Antaranews.com mencatat bahwa penggunaan smartwatch di Indonesia semakin didorong oleh kebutuhan untuk memantau kesehatan, olahraga, dan aktivitas harian. Data Counterpoint Research pada kuartal pertama 2026 juga menunjukkan pengiriman smartwatch global tumbuh 4 persen secara tahunan, sementara sejumlah pengguna di Indonesia mengaku terbantu dengan fitur seperti pemantauan langkah, kualitas tidur, GPS, pengingat aktivitas, hingga target harian. Perangkat ini bahkan mulai dipandang sebagai bagian dari gaya hidup berbasis data karena pengguna bisa melihat kondisi dan kebiasaan tubuh secara lebih real-time.

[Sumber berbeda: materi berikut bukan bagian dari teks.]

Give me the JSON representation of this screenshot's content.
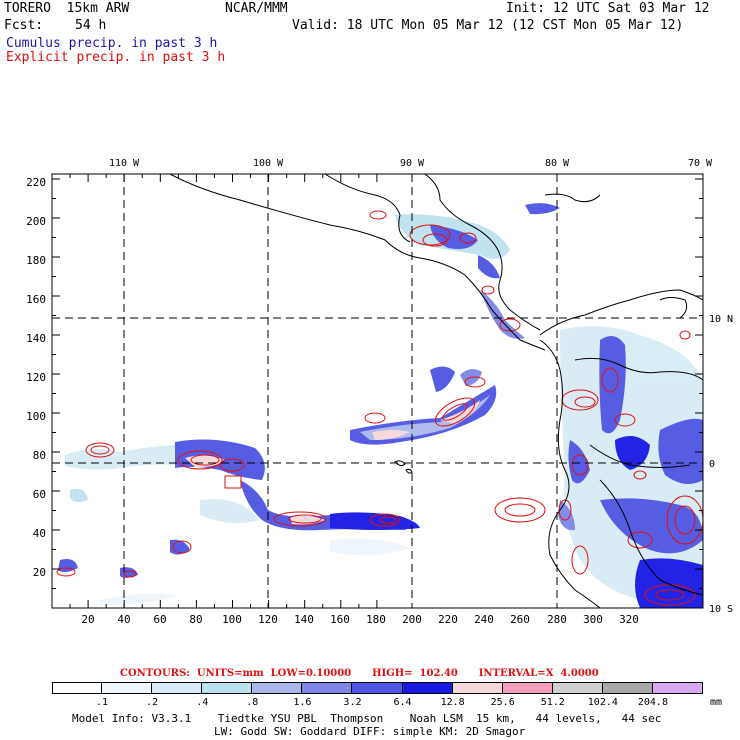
{
  "header": {
    "model_name": "TORERO  15km ARW",
    "org": "NCAR/MMM",
    "init": "Init: 12 UTC Sat 03 Mar 12",
    "fcst_label": "Fcst:",
    "fcst_hours": "54 h",
    "valid": "Valid: 18 UTC Mon 05 Mar 12 (12 CST Mon 05 Mar 12)",
    "field1": "Cumulus precip. in past 3 h",
    "field2": "Explicit precip. in past 3 h"
  },
  "colors": {
    "field1_text": "#1a1aa0",
    "field2_text": "#e01010",
    "contour": "#e01010",
    "land_outline": "#000000",
    "grid_dash": "#000000"
  },
  "map": {
    "x_ticks": [
      "20",
      "40",
      "60",
      "80",
      "100",
      "120",
      "140",
      "160",
      "180",
      "200",
      "220",
      "240",
      "260",
      "280",
      "300",
      "320"
    ],
    "y_ticks": [
      "20",
      "40",
      "60",
      "80",
      "100",
      "120",
      "140",
      "160",
      "180",
      "200",
      "220"
    ],
    "lon_labels": [
      "110 W",
      "100 W",
      "90 W",
      "80 W",
      "70 W"
    ],
    "lat_labels": [
      "10 N",
      "0",
      "10 S"
    ]
  },
  "contours_line": {
    "prefix": "CONTOURS:  UNITS=mm  LOW=",
    "low": "0.10000",
    "high_prefix": "HIGH=",
    "high": "102.40",
    "interval_prefix": "INTERVAL=X",
    "interval": "4.0000"
  },
  "legend": {
    "colors": [
      "#ffffff",
      "#eef6fb",
      "#d7ecf6",
      "#bde2ef",
      "#aab8ec",
      "#7d86e6",
      "#4e55e2",
      "#1818e4",
      "#f5d8da",
      "#f6a0c0",
      "#d0d0d0",
      "#a8a8a8",
      "#d8a8f5"
    ],
    "labels": [
      ".1",
      ".2",
      ".4",
      ".8",
      "1.6",
      "3.2",
      "6.4",
      "12.8",
      "25.6",
      "51.2",
      "102.4",
      "204.8"
    ],
    "unit": "mm"
  },
  "footer": {
    "line1": "Model Info: V3.3.1    Tiedtke YSU PBL  Thompson    Noah LSM  15 km,   44 levels,   44 sec",
    "line2": "LW: Godd SW: Goddard DIFF: simple KM: 2D Smagor"
  }
}
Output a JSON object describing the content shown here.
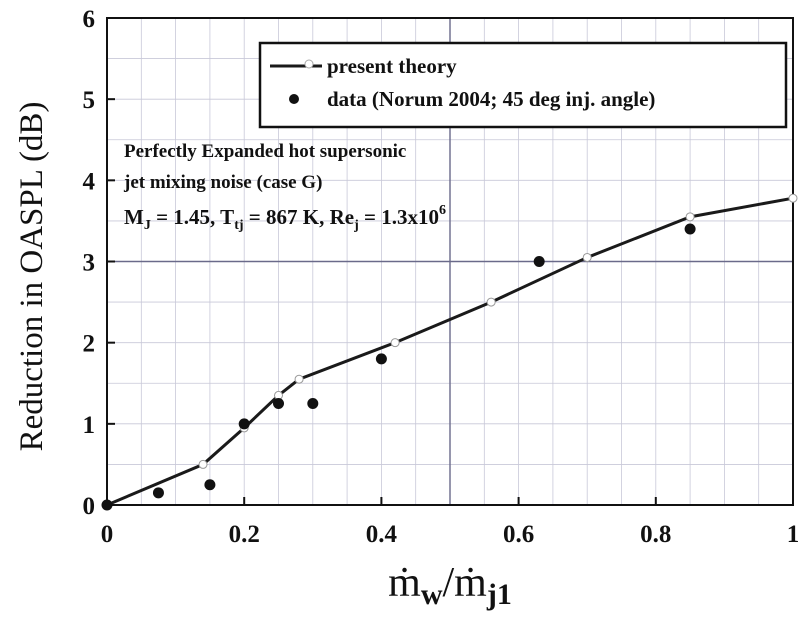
{
  "chart_data": {
    "type": "line",
    "xlabel": "ṁw/ṁj1",
    "ylabel": "Reduction in OASPL (dB)",
    "xlim": [
      0,
      1
    ],
    "ylim": [
      0,
      6
    ],
    "x_ticks": [
      "0",
      "0.2",
      "0.4",
      "0.6",
      "0.8",
      "1"
    ],
    "y_ticks": [
      "0",
      "1",
      "2",
      "3",
      "4",
      "5",
      "6"
    ],
    "grid": true,
    "legend_position": "top-right",
    "legend": [
      "present theory",
      "data (Norum 2004; 45 deg inj. angle)"
    ],
    "series": [
      {
        "name": "present theory",
        "style": "line-with-open-circles",
        "x": [
          0,
          0.14,
          0.2,
          0.25,
          0.28,
          0.42,
          0.56,
          0.7,
          0.85,
          1.0
        ],
        "y": [
          0,
          0.5,
          0.95,
          1.35,
          1.55,
          2.0,
          2.5,
          3.05,
          3.55,
          3.78
        ]
      },
      {
        "name": "data (Norum 2004; 45 deg inj. angle)",
        "style": "filled-circles",
        "x": [
          0,
          0.075,
          0.15,
          0.2,
          0.25,
          0.3,
          0.4,
          0.63,
          0.85
        ],
        "y": [
          0,
          0.15,
          0.25,
          1.0,
          1.25,
          1.25,
          1.8,
          3.0,
          3.4
        ]
      }
    ],
    "annotation": {
      "line1": "Perfectly Expanded  hot supersonic",
      "line2": "jet mixing noise (case G)",
      "line3": {
        "m": "M",
        "m_sub": "J",
        "m_val": " = 1.45, ",
        "t": "T",
        "t_sub": "tj",
        "t_val": " = 867 K, ",
        "re": "Re",
        "re_sub": "j",
        "re_val": " = 1.3x10",
        "re_exp": "6"
      }
    },
    "xlabel_parts": {
      "num": "ṁ",
      "num_sub": "w",
      "slash": "/",
      "den": "ṁ",
      "den_sub": "j1"
    },
    "colors": {
      "theory": "#1a1a1a",
      "data": "#111111",
      "grid_major": "#6a6a8a",
      "grid_minor": "#c8c8d8"
    }
  }
}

Menariknya, kebiasaan menggunakan smartwatch tidak hanya berkaitan dengan keinginan untuk terlihat lebih modern. Bagi sebagian pengguna, angka yang muncul di layar justru menjadi pengingat kecil untuk bergerak lebih banyak. Ketika melihat jumlah langkah masih sedikit, misalnya, seseorang bisa terdorong untuk berjalan kaki atau melakukan aktivitas fisik sebelum hari berakhir. Begitu pula dengan fitur pengingat berdiri, target olahraga, maupun pemantauan tidur yang membuat pengguna lebih sadar terhadap rutinitasnya.
Perkembangan teknologi smartwatch juga semakin membuat perangkat ini terasa personal. Sejumlah model terbaru telah menawarkan fitur pemantauan kesehatan dan kebugaran yang semakin beragam, termasuk analisis tidur, detak jantung, aktivitas olahraga, hingga fitur berbasis kecerdasan buatan. Sejumlah smartwatch terbaru 2026 hadir dengan teknologi yang dirancang untuk membantu pengguna memahami aktivitas dan kondisi tubuhnya melalui data yang dikumpulkan perangkat.
Namun, semakin banyak data kesehatan yang ditampilkan bukan berarti semua angka tersebut harus dianggap sebagai diagnosis medis. Akurasi sensor smartwatch dapat berbeda-beda, sehingga hasil pengukuran sebaiknya dipandang sebagai informasi pendukung, bukan pengganti pemeriksaan tenaga kesehatan. Hal ini juga menjadi salah satu tantangan yang disoroti dalam perkembangan perangkat wearable saat ini.